Le petit opuscule, que nous offrons aujourd’hui au public, a été publié pour la première fois par l’abbé Lebeuf, qui en avait découvert le manuscrit à Dijon en 1751. Ce qui nous engage à en donner une nouvelle édition, c’est l’incorrection des textes publiés jusqu’ici et l’importance du document, qui nous montre Paris à l’une des époques les plus intéressantes de son histoire.

Sous Philippe-le-Bel, en effet, la vieille cité de Lutèce prenait des proportions considérables ; en vain construisait-on des enceintes successives, la population[1] débordait de tous les côtés à la fois.

L’enceinte construite par Philippe Auguste partait de la porte Saint-Victor, près du pont de la Tournelle, et suivait, sur la rive gauche du fleuve, la direction des rues des Fossés-Saint-Bernard, dit Cardinal Lemoine, Thouin, de la Vieille Estrapade, des Fossés-Saint-Jacques, Paillet, Monsieur le Prince, de l’Ancienne Comédie, Mazarine, où elle se terminait par la fameuse tour de Nesle. Sur cette étendue, il y avait six portes : Saint-Victor, Saint-Marcel, Saint-Jacques, d’Enfer, Saint-Germain et de Bussi. Une septième porte, la Porte Papale, restait fermée.

Sur la rive droite de la Seine, l’enceinte suivait une ligne partant de la tour qui fait le coin, à l’est du vieux Louvre, et longeait le pâté de maisons compris entre les rues Jean-Jacques-Rousseau et d’Orléans. Elle obliquait ensuite à droite, passait derrière les rues aux Ours et de Rambuteau, prenait la direction de la rue des Francs-Bourgeois ; de là elle coupait l’emplacement où se croisent actuellement les rues de Rivoli et Saint-Antoine, puis elle allait rejoindre le fleuve. Il y avait dix portes dont voici les noms : Saint-Honoré, aux Coquilliers, Montmartre, Saint-Denis, Saint-Martin, du Temple, de Braque, Barbette, Baudeer, Barbelle-sur-l’Yaue. À ces dix portes il faut ajouter six poternes ouvertes plus tard, et dont voici les noms : Nicolas Arrode, du Bourg l’Abbé, Biaubourc, du Temple, Saint-Pol, et des Barrés.
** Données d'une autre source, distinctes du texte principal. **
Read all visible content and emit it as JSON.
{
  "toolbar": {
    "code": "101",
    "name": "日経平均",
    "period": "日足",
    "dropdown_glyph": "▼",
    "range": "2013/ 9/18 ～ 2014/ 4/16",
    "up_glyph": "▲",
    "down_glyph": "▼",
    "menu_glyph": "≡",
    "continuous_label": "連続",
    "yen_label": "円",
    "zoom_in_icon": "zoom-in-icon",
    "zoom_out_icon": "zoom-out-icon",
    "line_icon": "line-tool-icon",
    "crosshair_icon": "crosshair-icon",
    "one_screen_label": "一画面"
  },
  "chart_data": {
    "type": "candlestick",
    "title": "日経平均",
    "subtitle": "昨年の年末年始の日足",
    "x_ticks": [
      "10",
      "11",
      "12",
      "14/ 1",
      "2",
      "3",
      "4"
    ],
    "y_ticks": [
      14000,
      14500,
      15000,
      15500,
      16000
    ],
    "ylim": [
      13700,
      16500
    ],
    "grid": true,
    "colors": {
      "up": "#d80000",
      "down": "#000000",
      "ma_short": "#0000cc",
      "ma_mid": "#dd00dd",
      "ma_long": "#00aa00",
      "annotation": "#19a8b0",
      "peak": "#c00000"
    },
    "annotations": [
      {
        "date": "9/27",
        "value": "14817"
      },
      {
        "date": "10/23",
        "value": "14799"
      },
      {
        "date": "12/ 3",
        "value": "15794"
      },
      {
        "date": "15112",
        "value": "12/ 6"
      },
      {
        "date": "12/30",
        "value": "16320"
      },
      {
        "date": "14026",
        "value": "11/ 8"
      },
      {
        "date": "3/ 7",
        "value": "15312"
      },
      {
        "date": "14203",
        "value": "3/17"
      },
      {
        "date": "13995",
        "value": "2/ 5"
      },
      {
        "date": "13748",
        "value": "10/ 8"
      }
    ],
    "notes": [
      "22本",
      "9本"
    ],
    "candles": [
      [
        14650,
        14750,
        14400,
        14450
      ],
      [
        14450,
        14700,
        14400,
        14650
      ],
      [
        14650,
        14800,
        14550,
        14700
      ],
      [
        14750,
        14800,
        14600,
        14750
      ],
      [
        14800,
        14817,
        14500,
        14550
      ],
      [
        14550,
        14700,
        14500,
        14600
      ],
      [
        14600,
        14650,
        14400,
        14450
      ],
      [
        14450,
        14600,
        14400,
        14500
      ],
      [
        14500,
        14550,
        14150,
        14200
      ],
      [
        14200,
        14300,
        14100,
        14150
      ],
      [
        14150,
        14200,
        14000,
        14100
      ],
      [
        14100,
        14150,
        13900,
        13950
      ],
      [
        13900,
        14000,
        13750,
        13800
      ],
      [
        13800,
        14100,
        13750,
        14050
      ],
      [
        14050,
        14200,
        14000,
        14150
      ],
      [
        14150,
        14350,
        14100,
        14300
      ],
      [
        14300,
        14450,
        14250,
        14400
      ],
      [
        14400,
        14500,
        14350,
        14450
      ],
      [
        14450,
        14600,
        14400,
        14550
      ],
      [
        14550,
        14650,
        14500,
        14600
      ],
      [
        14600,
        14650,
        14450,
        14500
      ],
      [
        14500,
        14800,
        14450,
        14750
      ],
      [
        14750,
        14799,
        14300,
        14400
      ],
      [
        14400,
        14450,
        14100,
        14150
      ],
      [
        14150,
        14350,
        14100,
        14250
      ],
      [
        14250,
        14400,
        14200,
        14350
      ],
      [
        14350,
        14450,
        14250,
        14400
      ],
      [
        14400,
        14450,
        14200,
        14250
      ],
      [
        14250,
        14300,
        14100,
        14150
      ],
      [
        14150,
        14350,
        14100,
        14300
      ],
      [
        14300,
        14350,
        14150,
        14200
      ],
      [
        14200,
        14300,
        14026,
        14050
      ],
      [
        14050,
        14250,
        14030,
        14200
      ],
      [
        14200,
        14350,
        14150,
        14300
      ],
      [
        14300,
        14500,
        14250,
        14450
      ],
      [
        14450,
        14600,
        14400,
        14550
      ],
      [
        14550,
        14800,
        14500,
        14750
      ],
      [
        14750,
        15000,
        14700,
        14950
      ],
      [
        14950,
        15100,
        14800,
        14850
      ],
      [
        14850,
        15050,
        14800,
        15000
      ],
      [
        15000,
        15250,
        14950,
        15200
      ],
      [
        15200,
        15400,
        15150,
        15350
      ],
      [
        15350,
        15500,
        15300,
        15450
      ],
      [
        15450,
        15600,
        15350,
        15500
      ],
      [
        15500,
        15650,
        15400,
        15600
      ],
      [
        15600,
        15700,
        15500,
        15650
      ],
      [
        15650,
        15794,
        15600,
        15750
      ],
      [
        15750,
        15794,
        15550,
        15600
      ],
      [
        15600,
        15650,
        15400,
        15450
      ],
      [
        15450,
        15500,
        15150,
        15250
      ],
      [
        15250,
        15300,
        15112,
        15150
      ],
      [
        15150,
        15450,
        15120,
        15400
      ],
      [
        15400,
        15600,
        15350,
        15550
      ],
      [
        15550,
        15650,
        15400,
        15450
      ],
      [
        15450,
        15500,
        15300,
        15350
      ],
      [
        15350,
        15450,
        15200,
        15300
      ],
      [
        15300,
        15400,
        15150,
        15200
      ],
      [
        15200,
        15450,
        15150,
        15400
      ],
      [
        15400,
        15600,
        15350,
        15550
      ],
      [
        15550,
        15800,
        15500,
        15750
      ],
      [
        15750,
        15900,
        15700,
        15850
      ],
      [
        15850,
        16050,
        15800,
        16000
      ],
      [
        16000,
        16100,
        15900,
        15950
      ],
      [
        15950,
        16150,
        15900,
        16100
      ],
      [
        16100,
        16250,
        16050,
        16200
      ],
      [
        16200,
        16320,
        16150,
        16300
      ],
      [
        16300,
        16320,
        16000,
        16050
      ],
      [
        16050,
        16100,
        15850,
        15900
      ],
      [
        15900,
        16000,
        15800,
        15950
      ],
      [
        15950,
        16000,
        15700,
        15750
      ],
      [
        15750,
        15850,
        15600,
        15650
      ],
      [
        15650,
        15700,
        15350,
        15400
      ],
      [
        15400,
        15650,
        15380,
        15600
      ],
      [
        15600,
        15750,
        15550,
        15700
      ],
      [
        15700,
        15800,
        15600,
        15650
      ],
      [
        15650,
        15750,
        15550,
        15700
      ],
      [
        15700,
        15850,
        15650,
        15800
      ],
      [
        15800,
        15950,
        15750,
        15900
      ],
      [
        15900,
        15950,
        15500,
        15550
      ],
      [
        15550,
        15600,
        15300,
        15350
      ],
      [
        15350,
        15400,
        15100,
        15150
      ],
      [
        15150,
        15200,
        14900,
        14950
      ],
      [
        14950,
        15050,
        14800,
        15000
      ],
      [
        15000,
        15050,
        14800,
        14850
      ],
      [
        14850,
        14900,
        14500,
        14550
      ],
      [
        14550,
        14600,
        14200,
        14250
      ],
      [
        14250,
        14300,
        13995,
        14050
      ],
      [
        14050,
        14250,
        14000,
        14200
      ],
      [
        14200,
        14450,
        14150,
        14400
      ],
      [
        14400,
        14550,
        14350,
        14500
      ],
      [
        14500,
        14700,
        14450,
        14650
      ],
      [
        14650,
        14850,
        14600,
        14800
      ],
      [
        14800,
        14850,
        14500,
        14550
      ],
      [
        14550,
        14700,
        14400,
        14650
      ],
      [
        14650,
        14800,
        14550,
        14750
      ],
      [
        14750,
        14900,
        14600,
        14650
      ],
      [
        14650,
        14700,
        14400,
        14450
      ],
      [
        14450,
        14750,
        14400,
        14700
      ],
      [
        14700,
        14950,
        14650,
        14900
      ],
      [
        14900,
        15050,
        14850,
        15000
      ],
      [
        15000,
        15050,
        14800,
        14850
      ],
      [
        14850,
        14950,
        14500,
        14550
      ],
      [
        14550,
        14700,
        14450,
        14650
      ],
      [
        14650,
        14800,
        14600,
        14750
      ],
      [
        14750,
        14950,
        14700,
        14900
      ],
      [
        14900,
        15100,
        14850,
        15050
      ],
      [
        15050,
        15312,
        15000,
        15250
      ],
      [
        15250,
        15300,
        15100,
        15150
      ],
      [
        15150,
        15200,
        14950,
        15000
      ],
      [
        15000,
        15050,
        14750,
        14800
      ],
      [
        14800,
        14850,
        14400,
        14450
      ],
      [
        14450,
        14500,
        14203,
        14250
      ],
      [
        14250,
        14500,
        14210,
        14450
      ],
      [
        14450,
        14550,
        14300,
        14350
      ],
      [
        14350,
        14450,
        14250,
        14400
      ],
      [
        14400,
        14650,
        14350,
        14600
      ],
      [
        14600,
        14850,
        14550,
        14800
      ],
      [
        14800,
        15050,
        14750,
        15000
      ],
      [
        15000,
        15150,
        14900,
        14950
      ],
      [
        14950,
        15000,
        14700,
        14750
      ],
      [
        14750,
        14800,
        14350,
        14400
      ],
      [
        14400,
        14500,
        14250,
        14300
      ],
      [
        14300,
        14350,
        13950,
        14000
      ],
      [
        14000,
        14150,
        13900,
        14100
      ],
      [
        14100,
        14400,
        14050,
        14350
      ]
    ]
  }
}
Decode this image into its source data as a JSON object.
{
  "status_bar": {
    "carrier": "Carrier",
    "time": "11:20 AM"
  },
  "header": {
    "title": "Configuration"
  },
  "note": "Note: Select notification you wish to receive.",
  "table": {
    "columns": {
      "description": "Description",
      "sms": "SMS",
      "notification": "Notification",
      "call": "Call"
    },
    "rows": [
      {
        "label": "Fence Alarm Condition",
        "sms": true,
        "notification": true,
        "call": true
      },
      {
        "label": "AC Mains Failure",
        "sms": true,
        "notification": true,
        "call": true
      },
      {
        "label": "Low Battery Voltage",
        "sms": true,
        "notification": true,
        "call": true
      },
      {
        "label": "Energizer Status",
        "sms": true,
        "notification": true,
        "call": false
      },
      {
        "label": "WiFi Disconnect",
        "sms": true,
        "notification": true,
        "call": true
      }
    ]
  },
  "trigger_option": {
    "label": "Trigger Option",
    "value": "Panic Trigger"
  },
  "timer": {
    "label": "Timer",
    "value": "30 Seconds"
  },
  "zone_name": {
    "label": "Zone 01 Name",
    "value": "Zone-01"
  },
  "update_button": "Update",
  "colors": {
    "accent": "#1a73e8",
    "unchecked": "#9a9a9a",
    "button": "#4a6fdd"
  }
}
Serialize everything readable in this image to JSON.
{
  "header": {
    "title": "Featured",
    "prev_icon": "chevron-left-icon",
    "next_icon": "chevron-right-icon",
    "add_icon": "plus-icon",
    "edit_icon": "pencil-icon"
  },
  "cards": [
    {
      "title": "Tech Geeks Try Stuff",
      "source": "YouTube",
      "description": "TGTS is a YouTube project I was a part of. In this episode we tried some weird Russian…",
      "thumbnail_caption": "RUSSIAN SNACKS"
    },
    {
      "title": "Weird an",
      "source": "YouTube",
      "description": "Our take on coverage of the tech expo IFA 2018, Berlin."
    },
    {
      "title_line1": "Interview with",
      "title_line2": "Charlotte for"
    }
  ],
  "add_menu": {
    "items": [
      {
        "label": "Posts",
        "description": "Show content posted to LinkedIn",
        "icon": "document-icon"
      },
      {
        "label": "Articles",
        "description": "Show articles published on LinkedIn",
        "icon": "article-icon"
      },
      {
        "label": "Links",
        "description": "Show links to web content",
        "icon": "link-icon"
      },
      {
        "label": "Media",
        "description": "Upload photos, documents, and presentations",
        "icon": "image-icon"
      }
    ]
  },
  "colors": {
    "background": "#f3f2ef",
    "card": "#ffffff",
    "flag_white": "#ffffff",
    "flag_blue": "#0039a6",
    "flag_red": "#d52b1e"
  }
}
Quelques débris de cette enceinte subsistent encore. Le pan de mur que l’on peut voir rue Clovis, au coin de la rue du Cardinal-Lemoine, nous permet de nous transporter par la pensée à l’époque où elle formait la ceinture de Paris.

Plus loin, Cour du Commerce, on voit une tour occupée par un serrurier ; rue Dauphine, 34, et rue Guénégaud, 31, deux tronçons de tourelles.

Sur la rive droite, on trouve rue Jean-Jacques Rousseau, 60, au fond d’un jardin, un socle de tourelle ; rue Rambuteau, 20, un vieux mur d’une étendue de vingt mètres ; rue Charlemagne, un fragment de tour, l’une de celles que Charles VIII donna plus tard aux religieuses de l’Ave-Maria, dont le cloître se trouvait en cet endroit.

Quelques mots maintenant sur les divers monuments de Paris et son industrie, à l’époque de Guillot.

La Seine divisait la capitale en trois quartiers distincts : Au nord, sur sa rive droite se trouvait le quartier d’Outre-Grant-Pont ou la Ville ; au sud, sur la rive gauche, le quartier d’Outre-Petit-Pont ou l’Université ; dans l’île, le quartier de la Cité, le berceau de Paris. Les ponts se trouvaient au nombre de trois : le Petit-Pont, la Planche de Mibrai et le Grant-Pont. Le Petit-Pont, le seul qui reliât la Cité à la rive gauche, était construit en pierres, et, comme tous les ponts du moyen âge, couvert de maisons.

La Planche de Mibrai et le Grant-Pont reliaient la Ville et la Cité ; le premier occupait à peu près l’emplacement actuel du Pont-Notre-Dame, et le second, celui du Pont-au-Change.

Les îles étaient au nombre de sept :

La Cité, qui est la Cité actuelle moins le terre-plein du Pont-Neuf et une partie de la place Dauphine ;

L’isle Notre-Dame ;

L’isle aux Vaches ;

Ces deux dernières, réunies en 1615, ont formé l’île Saint-Louis actuelle.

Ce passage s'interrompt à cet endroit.